Pendant son absence, ce devait être le Premier ministre, Mohammed Ghannouchi, qui assumerait ses pouvoirs.

 

Ben Ali et Leïla ont accepté ce plan, c’est pour cette raison que des sommes d’argent ont été retrouvées dans le palais ; elles avaient été laissées afin de payer les milices et de financer leurs attaques.

 

Ghannouchi s’est rendu au palais dans l’après-midi et fut forcé, plus que probablement sous la menace des armes, d’enregistrer un discours, qui fut diffusé le soir même.

 

Suite à cet enchaînement d’évènements, personne ne peut retracer avec certitude ce qu’il s’est réellement passé. Mais on peut chercher à saisir, en tentant de répondre à certaines questions : la première concerne le rôle de l’armée.

 

Certaines personnes affirment que le chef d'état-major de l'armée de terre tunisienne, le général Rachid Ammar, a participé à ces manigances ; et que le couvre-feu annoncé par l’armée, qui avait commencé à exactement 17 heures, avait en fait pour rôle de faciliter la fuite de Ben Ali.
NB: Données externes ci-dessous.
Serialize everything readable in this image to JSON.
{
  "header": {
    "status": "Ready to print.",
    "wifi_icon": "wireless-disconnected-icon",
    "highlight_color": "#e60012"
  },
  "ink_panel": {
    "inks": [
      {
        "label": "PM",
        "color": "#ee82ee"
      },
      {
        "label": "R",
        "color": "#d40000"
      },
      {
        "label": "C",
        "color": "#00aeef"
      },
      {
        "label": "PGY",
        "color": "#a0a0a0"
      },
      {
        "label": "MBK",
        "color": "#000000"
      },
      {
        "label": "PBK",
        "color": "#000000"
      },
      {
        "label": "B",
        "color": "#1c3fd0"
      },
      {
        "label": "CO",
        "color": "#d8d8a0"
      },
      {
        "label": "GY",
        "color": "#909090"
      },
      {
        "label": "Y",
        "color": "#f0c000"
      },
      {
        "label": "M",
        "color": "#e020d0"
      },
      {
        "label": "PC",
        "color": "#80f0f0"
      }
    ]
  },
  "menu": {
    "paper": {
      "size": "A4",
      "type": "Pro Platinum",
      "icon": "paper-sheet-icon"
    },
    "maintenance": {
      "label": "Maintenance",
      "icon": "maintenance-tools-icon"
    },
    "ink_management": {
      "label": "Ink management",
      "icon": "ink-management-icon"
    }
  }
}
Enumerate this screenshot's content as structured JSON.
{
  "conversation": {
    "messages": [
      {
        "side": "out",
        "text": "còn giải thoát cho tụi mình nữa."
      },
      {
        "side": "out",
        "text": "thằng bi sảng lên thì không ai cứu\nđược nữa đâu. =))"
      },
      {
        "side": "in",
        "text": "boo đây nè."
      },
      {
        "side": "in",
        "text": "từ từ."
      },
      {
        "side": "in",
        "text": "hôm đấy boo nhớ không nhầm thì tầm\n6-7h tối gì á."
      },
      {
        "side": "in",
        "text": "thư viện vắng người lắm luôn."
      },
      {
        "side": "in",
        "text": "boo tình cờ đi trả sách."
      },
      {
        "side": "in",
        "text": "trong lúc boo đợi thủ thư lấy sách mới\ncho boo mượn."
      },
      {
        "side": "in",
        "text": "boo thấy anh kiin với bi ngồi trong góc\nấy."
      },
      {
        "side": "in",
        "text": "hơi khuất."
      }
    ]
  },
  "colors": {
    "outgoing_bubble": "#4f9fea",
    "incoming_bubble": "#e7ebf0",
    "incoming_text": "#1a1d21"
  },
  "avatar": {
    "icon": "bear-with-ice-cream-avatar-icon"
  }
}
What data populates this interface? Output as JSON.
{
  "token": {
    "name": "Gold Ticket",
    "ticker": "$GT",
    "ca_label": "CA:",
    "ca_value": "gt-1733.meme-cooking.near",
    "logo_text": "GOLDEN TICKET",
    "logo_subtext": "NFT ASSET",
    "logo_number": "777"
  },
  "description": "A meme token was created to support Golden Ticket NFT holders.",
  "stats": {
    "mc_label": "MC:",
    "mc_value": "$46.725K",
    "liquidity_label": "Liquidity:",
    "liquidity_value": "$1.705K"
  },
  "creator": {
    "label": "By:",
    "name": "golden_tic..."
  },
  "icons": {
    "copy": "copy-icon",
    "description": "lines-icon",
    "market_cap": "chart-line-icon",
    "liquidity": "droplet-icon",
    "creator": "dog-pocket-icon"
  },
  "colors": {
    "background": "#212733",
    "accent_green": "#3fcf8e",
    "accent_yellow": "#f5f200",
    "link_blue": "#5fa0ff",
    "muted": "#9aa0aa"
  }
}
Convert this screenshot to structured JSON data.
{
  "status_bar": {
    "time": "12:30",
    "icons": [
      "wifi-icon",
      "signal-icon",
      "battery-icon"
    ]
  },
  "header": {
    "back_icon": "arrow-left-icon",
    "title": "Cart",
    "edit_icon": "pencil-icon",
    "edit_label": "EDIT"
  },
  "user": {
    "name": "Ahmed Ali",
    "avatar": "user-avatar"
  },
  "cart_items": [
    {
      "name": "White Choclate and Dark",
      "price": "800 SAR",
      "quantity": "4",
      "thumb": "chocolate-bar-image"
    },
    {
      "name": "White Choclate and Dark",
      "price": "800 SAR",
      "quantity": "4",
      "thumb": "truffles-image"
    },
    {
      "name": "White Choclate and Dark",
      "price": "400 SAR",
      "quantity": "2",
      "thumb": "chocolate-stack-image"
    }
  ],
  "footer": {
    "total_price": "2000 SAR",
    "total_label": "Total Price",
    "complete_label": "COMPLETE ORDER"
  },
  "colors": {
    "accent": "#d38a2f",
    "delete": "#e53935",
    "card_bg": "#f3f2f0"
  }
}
L’avion de Ben Ali a, en effet, décollé à 17 heures 5 minutes.

 

Autre question : pourquoi Ben Ali et Leïla n’ont-ils pas averti leurs familles de leur départ ? Je pense qu’il y avait un accord entre Ben Ali et l’armée, et que, l’une des clauses de cet accord régentait la fuite de Ben Ali, ainsi que l’arrestation de quelques membres des familles Trabelsi et Ben Ali. Ces arrestations avaient pour objectif de calmer le peuple, et de donner à l’armée une certaine légitimité populaire.

 

Le fait que certaines personnalités, tel Slim Chiboub, le gendre de Ben Ali, aient été arrêtées, et aient pu quitter le pays sans que personne ne comprenne comment, accrédite cette hypothèse.